Life in the slow lane,
with a sad face
Live from the MomBrain Newsroom, the traffic report is DO NOT EVEN THINK ABOUT GETTING IN YOUR CAR. MomBrain knows this firsthand because she just spent eight years driving home from the mall. In that time, she picked off an entire manicure, did car yoga, practiced making a pencil bun, played the alphabet game against herself, and listened to Hugh Laurie’s newest CD (twice).
Fortunately, I remembered something from the Twitter: Someone said the theme from Darth Vader makes traffic jams feel better. AND I remembered that I actually have that music on my phone.* So I hit Play and set it for Repeat. Suddenly I was piloting a Super Star Destroyer. The Force was strong within me. The enemy starships surrounding me were specks of nothing.
Unfortunately my car still didn’t move. Darth Vader’s flagship Executor did not appear from the clouds to rescue me. And the Force had obviously dwindled away. Worse: Darth Vader’s theme song had embedded itself in my Brain like a powerful earworm. (And now you have it, too! You’re welcome!)
In the end, I simply persevered. What else could I do? Darth Vader had failed me. But somehow I reached home without him, with only time and patience on my side.
* This is a true fact.
The Little Guy He Who Shall Not Be Named went through a movie soundtrack phase a couple of years ago. We’ve got everything. Go ahead. Try me.
Pity poor MomBrain. The little thought pebbles rolling around in her head are starting to echo and ping off the inside of her skull.
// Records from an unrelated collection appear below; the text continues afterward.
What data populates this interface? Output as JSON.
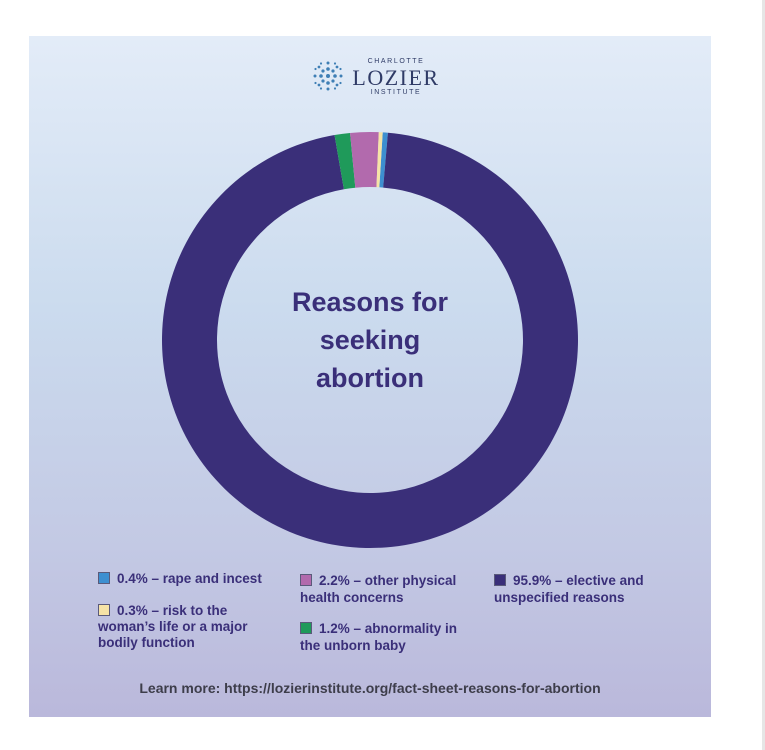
{
  "logo": {
    "top_text": "CHARLOTTE",
    "main_text": "LOZIER",
    "bottom_text": "INSTITUTE"
  },
  "chart_data": {
    "type": "pie",
    "title": "Reasons for seeking abortion",
    "title_lines": [
      "Reasons for",
      "seeking",
      "abortion"
    ],
    "categories": [
      "rape and incest",
      "risk to the woman’s life or a major bodily function",
      "other physical health concerns",
      "abnormality in the unborn baby",
      "elective and unspecified reasons"
    ],
    "values": [
      0.4,
      0.3,
      2.2,
      1.2,
      95.9
    ],
    "colors": [
      "#3d8fd0",
      "#f6e3a6",
      "#b26aad",
      "#1f9a5a",
      "#3a2f79"
    ],
    "legend": [
      {
        "label": "0.4% – rape and incest",
        "color": "#3d8fd0"
      },
      {
        "label": "0.3% – risk to the woman’s life or a major bodily function",
        "color": "#f6e3a6"
      },
      {
        "label": "2.2% – other physical health concerns",
        "color": "#b26aad"
      },
      {
        "label": "1.2% – abnormality in the unborn baby",
        "color": "#1f9a5a"
      },
      {
        "label": "95.9% – elective and unspecified reasons",
        "color": "#3a2f79"
      }
    ],
    "legend_lines": [
      [
        "0.4% – rape and incest"
      ],
      [
        "0.3% – risk to the",
        "woman’s life or a major",
        "bodily function"
      ],
      [
        "2.2% – other physical",
        "health concerns"
      ],
      [
        "1.2% – abnormality in",
        "the unborn baby"
      ],
      [
        "95.9% – elective and",
        "unspecified reasons"
      ]
    ]
  },
  "footer": {
    "text": "Learn more: https://lozierinstitute.org/fact-sheet-reasons-for-abortion"
  }
}
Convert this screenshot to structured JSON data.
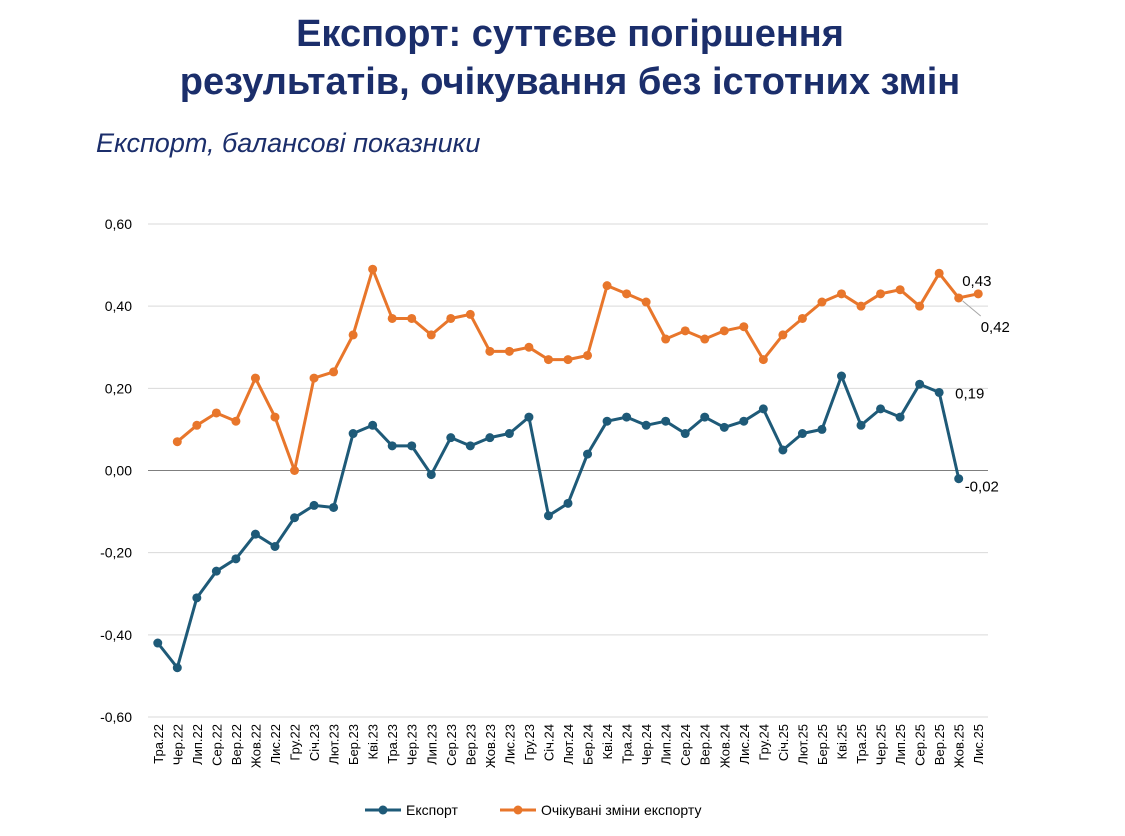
{
  "header": {
    "title_line1": "Експорт: суттєве погіршення",
    "title_line2": "результатів, очікування без істотних змін",
    "subtitle": "Експорт, балансові показники"
  },
  "colors": {
    "title": "#1b2e6b",
    "export": "#1e5a78",
    "expected": "#e8762b",
    "grid": "#d9d9d9",
    "zero_line": "#7f7f7f"
  },
  "chart_data": {
    "type": "line",
    "title": "Експорт, балансові показники",
    "ylim": [
      -0.6,
      0.6
    ],
    "yticks": [
      0.6,
      0.4,
      0.2,
      0.0,
      -0.2,
      -0.4,
      -0.6
    ],
    "ytick_labels": [
      "0,60",
      "0,40",
      "0,20",
      "0,00",
      "-0,20",
      "-0,40",
      "-0,60"
    ],
    "grid": true,
    "legend_position": "bottom",
    "categories": [
      "Тра.22",
      "Чер.22",
      "Лип.22",
      "Сер.22",
      "Вер.22",
      "Жов.22",
      "Лис.22",
      "Гру.22",
      "Січ.23",
      "Лют.23",
      "Бер.23",
      "Кві.23",
      "Тра.23",
      "Чер.23",
      "Лип.23",
      "Сер.23",
      "Вер.23",
      "Жов.23",
      "Лис.23",
      "Гру.23",
      "Січ.24",
      "Лют.24",
      "Бер.24",
      "Кві.24",
      "Тра.24",
      "Чер.24",
      "Лип.24",
      "Сер.24",
      "Вер.24",
      "Жов.24",
      "Лис.24",
      "Гру.24",
      "Січ.25",
      "Лют.25",
      "Бер.25",
      "Кві.25",
      "Тра.25",
      "Чер.25",
      "Лип.25",
      "Сер.25",
      "Вер.25",
      "Жов.25",
      "Лис.25"
    ],
    "series": [
      {
        "name": "Експорт",
        "key": "export",
        "values": [
          -0.42,
          -0.48,
          -0.31,
          -0.245,
          -0.215,
          -0.155,
          -0.185,
          -0.115,
          -0.085,
          -0.09,
          0.09,
          0.11,
          0.06,
          0.06,
          -0.01,
          0.08,
          0.06,
          0.08,
          0.09,
          0.13,
          -0.11,
          -0.08,
          0.04,
          0.12,
          0.13,
          0.11,
          0.12,
          0.09,
          0.13,
          0.105,
          0.12,
          0.15,
          0.05,
          0.09,
          0.1,
          0.23,
          0.11,
          0.15,
          0.13,
          0.21,
          0.19,
          -0.02,
          null
        ],
        "labels": [
          {
            "index": 40,
            "text": "0,19"
          },
          {
            "index": 41,
            "text": "-0,02"
          }
        ]
      },
      {
        "name": "Очікувані зміни експорту",
        "key": "expected",
        "values": [
          null,
          0.07,
          0.11,
          0.14,
          0.12,
          0.225,
          0.13,
          0.0,
          0.225,
          0.24,
          0.33,
          0.49,
          0.37,
          0.37,
          0.33,
          0.37,
          0.38,
          0.29,
          0.29,
          0.3,
          0.27,
          0.27,
          0.28,
          0.45,
          0.43,
          0.41,
          0.32,
          0.34,
          0.32,
          0.34,
          0.35,
          0.27,
          0.33,
          0.37,
          0.41,
          0.43,
          0.4,
          0.43,
          0.44,
          0.4,
          0.48,
          0.42,
          0.43
        ],
        "labels": [
          {
            "index": 42,
            "text": "0,43"
          },
          {
            "index": 41,
            "text": "0,42"
          }
        ]
      }
    ]
  }
}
Even the Dog is startled, less by the pinging and more by the fact that we’re starting to speak the same language. For example:
The Dog thinks about: food, walk, food, walk, food, walk, food.
MomBrain thinks about: food, walk, food, walk, food, walk, food.
Dr. Science (the Scientist Formerly Known as Big Guy) thinks about: baseball, brains, Chuck, damn politicians, Nick Hornby, coffee, Ben Webster, calamities that might swallow the earth.
Clearly it’s time to refill my skull; to reinvent (if not reclaim) my life. So. With resolution and beating heart, MomBrain tried to register for a writing workshop at the ridiculously awesome Richard Hugo House. Except every other writer in My Fair City beat me to it. So I am on the waiting list, which means HA HA HA CHORTLE maybe next time. So I will look elsewhere to prep for NaNoWriMo and at the same time STOP THE PINGING PLEASE OH PLEASE ANYTHING TO STOP THE PINGING.
Star Fleet Academy
United Federation of Planets
MomBrain’s mouth wears a size 8 shoe. I know this because today when I put my foot in my mouth, it fit perfectly. And no, I can’t tell you what happened, because HELLO new reader!
In other news, nothing reveals my rusty Brain more than meeting a cheerful and friendly Alpha Mom who, with a family much like mine, is running her own business, meeting international clients at schwank restaurants, traveling around the country, and wearing expensive, grown-up jewelry. Most telling: She actually brushes her hair. She puts my LinkedIn profile to shame, not to mention my ponytail and Star Trek ring.
But MomBrain did not hang her head in despair. She did not take out her ponytail or remove her Starfleet Academy class ring. She did not order another Manhattan and dive headfirst for the cherry at the bottom. She smiled, shook hands, and congratulated Alpha Mom on her success. This morning MomBrain brushed her hair and polished her LinkedIn profile. Next up? I do not know. But I’m thinking in the right direction, even if I am not moving in it (quite yet).